不过在微服务里 都会写两个 api 服务吧 |
11
ericgui 2018-08-24 03:21:42 +08:00
同一实体就同样的 url 或 endpoint
你内部要根据身份来确定返回什么内容 |
12
IvanLi127 2018-08-24 07:46:06 +08:00 via Android
路径不作区分,后端自行根据用户凭据判断
|
13
kuretru OP |
14
zhzer 2018-08-24 08:24:49 +08:00 via Android
符合 restful 的还是放到 header 里,直接根据 token 判断权限
|
15
learnshare 2018-08-24 08:54:54 +08:00
路径上没有区别,根据用户身份判断返回什么
|
16
pipixia 2018-08-24 08:57:24 +08:00 via Android
都是人为什么加以区分?
|
17
micean 2018-08-24 08:57:49 +08:00
我会定义 2 种路径,权限控制上舒服很多
|
18
bk201 2018-08-24 09:05:17 +08:00
权限不是应该后台鉴定,和前端 url 设计有什么关系?
|
19
imlewc 2018-08-24 09:16:14 +08:00 via iPhone
2 个路由
代码尽可能复用 |
20
DavidNineRoc 2018-08-24 09:37:27 +08:00
首先先说明管理员和用户的区别。 如果后台也是前后台分离。 我建议直接分 url。因为这两种数据需要的根本不一样。

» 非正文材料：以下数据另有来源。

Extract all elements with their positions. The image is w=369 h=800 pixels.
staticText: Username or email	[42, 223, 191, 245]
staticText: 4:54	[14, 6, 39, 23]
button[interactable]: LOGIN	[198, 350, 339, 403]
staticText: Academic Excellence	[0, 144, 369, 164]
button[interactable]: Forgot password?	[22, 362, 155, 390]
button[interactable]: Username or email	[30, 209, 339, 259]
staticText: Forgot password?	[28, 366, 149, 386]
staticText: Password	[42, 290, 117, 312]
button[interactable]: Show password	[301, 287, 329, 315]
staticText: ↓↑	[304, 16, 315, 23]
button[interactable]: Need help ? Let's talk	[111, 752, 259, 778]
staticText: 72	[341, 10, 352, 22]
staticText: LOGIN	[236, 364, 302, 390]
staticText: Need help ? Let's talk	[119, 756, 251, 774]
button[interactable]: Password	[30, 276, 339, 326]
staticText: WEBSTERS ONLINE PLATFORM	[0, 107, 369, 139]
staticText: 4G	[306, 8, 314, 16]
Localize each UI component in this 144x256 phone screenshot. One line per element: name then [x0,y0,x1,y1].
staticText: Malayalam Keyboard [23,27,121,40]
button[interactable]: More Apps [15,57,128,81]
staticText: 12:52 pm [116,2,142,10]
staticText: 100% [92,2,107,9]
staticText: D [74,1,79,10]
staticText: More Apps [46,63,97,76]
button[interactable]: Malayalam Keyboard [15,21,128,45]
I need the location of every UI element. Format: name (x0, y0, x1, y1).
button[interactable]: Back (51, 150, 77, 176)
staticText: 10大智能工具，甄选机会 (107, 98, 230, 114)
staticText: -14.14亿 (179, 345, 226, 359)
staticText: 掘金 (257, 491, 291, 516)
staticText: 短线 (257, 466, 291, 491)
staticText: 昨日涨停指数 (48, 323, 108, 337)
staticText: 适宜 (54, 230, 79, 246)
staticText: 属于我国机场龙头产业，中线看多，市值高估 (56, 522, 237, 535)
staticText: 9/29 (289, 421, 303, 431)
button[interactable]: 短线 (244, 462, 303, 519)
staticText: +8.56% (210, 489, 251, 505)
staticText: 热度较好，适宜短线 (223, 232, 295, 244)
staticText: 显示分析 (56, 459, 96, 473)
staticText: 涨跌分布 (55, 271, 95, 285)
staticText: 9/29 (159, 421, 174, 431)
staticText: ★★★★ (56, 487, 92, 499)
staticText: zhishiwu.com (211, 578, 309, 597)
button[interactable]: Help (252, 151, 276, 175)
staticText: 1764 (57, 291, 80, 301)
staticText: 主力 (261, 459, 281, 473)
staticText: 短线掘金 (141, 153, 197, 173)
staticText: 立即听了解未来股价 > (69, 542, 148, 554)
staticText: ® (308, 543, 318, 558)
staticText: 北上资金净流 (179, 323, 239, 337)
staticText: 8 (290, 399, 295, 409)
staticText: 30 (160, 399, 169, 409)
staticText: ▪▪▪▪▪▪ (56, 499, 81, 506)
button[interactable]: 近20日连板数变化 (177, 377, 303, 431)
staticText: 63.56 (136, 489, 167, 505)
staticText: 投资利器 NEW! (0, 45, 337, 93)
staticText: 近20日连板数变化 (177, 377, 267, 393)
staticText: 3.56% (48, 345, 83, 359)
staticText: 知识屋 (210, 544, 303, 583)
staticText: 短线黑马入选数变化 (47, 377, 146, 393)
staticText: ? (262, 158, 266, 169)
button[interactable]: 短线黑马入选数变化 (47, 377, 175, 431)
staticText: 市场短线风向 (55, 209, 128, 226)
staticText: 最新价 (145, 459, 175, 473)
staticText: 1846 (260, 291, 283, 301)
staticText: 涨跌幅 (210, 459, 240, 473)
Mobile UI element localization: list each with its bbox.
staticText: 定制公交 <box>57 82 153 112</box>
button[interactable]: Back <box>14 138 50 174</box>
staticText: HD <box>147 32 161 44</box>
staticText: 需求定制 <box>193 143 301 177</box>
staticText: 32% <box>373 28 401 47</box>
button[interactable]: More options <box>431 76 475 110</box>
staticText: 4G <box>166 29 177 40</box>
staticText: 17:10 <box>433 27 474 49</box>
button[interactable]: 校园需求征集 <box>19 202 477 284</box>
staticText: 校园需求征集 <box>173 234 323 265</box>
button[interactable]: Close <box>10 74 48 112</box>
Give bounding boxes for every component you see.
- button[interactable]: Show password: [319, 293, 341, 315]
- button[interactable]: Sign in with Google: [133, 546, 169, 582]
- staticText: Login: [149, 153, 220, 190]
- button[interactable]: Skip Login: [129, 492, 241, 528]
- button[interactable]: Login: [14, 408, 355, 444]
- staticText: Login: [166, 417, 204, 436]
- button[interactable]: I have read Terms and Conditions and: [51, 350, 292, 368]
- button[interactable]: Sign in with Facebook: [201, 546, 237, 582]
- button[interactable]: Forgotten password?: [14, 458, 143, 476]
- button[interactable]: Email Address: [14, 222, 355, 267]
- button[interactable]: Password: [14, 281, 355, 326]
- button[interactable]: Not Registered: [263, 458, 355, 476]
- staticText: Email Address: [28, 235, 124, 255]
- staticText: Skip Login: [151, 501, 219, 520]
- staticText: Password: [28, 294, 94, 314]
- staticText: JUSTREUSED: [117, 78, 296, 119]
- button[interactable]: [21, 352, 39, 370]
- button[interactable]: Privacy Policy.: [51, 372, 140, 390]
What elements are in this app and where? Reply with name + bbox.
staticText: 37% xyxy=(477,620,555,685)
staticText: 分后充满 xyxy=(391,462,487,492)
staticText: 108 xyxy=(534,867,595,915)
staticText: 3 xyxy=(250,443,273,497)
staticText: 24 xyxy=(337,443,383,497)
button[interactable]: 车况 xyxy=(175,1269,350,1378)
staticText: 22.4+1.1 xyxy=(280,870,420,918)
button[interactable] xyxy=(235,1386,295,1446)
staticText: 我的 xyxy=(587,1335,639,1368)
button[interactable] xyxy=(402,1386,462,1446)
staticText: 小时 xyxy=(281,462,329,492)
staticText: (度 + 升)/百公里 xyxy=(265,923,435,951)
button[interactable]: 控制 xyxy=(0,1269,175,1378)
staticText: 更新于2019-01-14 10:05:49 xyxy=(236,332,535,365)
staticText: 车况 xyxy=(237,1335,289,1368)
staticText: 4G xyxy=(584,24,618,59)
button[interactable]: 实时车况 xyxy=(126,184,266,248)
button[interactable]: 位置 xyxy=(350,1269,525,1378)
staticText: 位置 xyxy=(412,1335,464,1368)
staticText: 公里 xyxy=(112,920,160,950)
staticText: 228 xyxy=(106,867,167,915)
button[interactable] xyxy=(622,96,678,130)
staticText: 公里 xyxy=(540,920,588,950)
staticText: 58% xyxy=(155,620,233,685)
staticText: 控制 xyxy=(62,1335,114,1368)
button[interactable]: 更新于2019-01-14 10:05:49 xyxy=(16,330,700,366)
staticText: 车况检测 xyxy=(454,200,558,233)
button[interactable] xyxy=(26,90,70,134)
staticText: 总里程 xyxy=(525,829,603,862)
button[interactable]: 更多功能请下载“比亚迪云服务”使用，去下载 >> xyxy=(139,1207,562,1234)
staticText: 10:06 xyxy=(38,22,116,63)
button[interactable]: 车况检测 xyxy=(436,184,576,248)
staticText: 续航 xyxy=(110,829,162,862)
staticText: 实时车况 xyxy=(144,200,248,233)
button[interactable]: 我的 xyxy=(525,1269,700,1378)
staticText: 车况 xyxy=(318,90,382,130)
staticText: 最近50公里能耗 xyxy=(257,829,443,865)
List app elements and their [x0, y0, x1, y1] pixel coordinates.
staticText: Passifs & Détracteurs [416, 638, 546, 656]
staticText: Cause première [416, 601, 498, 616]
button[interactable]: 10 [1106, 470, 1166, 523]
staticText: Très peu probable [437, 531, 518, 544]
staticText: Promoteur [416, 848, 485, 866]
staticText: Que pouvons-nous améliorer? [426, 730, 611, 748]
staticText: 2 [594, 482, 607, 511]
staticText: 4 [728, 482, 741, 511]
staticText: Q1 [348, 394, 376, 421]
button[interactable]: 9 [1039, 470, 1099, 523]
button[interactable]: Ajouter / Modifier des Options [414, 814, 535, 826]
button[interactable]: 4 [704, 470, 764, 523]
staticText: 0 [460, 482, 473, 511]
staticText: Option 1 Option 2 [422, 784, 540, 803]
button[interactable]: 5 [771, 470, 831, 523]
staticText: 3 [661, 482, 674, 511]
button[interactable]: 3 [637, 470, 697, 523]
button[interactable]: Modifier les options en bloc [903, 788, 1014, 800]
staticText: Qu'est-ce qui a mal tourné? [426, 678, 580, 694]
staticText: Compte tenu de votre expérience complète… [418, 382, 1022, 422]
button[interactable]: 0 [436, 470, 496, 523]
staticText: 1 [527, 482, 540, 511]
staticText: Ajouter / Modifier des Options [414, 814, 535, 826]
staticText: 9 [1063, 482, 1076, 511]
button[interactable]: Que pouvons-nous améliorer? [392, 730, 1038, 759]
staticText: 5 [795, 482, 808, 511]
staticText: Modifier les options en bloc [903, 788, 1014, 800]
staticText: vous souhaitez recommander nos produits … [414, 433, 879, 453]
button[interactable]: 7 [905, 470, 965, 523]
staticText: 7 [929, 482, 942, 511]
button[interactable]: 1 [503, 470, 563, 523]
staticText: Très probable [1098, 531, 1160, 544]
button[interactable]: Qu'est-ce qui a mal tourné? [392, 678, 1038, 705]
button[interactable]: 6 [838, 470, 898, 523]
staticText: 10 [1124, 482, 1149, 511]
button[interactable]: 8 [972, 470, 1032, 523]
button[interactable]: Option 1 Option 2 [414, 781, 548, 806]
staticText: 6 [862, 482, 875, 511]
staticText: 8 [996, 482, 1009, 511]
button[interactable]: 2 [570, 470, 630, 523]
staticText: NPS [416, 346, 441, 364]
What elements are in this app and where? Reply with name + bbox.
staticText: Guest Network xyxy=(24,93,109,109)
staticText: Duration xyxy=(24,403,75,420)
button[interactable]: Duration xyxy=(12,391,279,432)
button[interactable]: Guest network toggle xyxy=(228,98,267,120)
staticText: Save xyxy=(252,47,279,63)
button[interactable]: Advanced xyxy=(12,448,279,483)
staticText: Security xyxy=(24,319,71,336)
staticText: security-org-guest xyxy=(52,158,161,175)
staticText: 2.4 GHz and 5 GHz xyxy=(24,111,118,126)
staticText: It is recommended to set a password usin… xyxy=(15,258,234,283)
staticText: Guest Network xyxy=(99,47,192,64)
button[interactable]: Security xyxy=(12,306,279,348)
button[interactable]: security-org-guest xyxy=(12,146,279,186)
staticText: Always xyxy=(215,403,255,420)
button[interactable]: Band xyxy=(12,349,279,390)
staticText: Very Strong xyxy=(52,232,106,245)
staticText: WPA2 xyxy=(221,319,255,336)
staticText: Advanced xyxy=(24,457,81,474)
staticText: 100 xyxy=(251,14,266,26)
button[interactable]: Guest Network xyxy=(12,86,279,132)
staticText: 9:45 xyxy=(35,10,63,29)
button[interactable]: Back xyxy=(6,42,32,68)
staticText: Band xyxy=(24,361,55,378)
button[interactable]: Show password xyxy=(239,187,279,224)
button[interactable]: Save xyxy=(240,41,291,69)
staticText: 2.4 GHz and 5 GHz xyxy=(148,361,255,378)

如果只是单纯想实现这个功能。一般就只能加判断权限了。 |
21
wizardoz 2018-08-24 10:16:55 +08:00
分不同 URL 比较合理,权限只鉴定单个资源的访问权限
|
22
iyangyuan 2018-08-24 10:26:19 +08:00 via iPhone
不分 url 这个会很混乱吧,首先就违反了单一职责原则
|
23
zilan 2018-08-24 13:59:02 +08:00
鉴权服务确认
|
24
leafiy 2018-08-24 14:37:14 +08:00
1.路由鉴权,不推荐
2.header/token,不建议 3.区分 url,推荐 |
25
zifangsky 2018-08-24 14:54:27 +08:00
后台根据请求的 token 对应的用户是什么角色,来返回不同的内容。
|
26
luozic 2018-08-24 16:02:11 +08:00
这只是一个映射,具体数据内容,你可以根据账户绑定啊?
|
27
kuretru OP @DavidNineRoc @leafiy 感谢,最后使用了 2 个路径解决
|
28
hantsy 2018-08-24 19:49:01 +08:00 1
|
29
secretman 2018-08-24 20:26:44 +08:00 via Android
为什么不检验 token 或者 auth 这类的来判断,加在 header 里面
|
30
DavidNineRoc 2018-08-24 20:59:22 +08:00
@hantsy 首先楼主说的我不确定是不是这样子。
角色和 url 无关,而楼主说的是已经不是这样子了。用户指的是前台用户,管理员是后台管理员。他们极有可能不是同一张表,你觉得他该用同一套接口, 那么大家的后台登录为什么和前台登录不放在一起呢? |
31
learnshare 2018-08-24 21:03:13 +08:00
@DavidNineRoc 后台、前台甚至 App 都可以共享同一套 API,这就是前后端分离的方便之处
|
32
lscho 2018-08-24 21:13:12 +08:00 via Android
@DavidNineRoc 不是同一张表什么鬼?前台的商品和后台的商品不是同一个资源?前台登录能和后台登录相比?一个是会员,一个是管理员,不同的资源啊。
|
33
kuretru OP @DavidNineRoc #30 详细情况是这样的,后端 API 要同时为微信小程序和后台管理页面提供接口,信息位于同一表上,但是小程序和管理界面的请求参数、以及响应字段都不同。
|
34
feiyuanqiu 2018-08-24 21:39:30 +08:00 via Android 1
@secretman 权限不是这么用的。
现在权限管理一般采用 role based access control 这套方案设计,将权限管理与具体的资源、接口解耦。不同角色拥有不同的资源权限,而不是同一个资源对不同角色单独维护一套逻辑。这样满足了单一职责、开放封闭原则,对后期维护有很大好处 |
35
newtype0092 2018-08-24 21:41:56 +08:00
@hantsy 按 REST 风格,哪怕是同样的数据表,后台管理信息和用户展示信息根本就是两个东西,也就是两个资源,用同一个 API 访问两个资源才不符合 REST 好吧。。。
|
36
hlwjia 2018-08-24 22:07:58 +08:00
最理想的是,甚至做到提供给第三方使用的 API 都是相同的一套
但本人没实践过那么大型的系统 yet, 所以不知道有没有什么坑。 |
37
secretman 2018-08-24 22:16:49 +08:00
@feiyuanqiu 学习了
|
38
DavidNineRoc 2018-08-25 12:17:06 +08:00
@learnshare 享用同一套 api 是有前提的。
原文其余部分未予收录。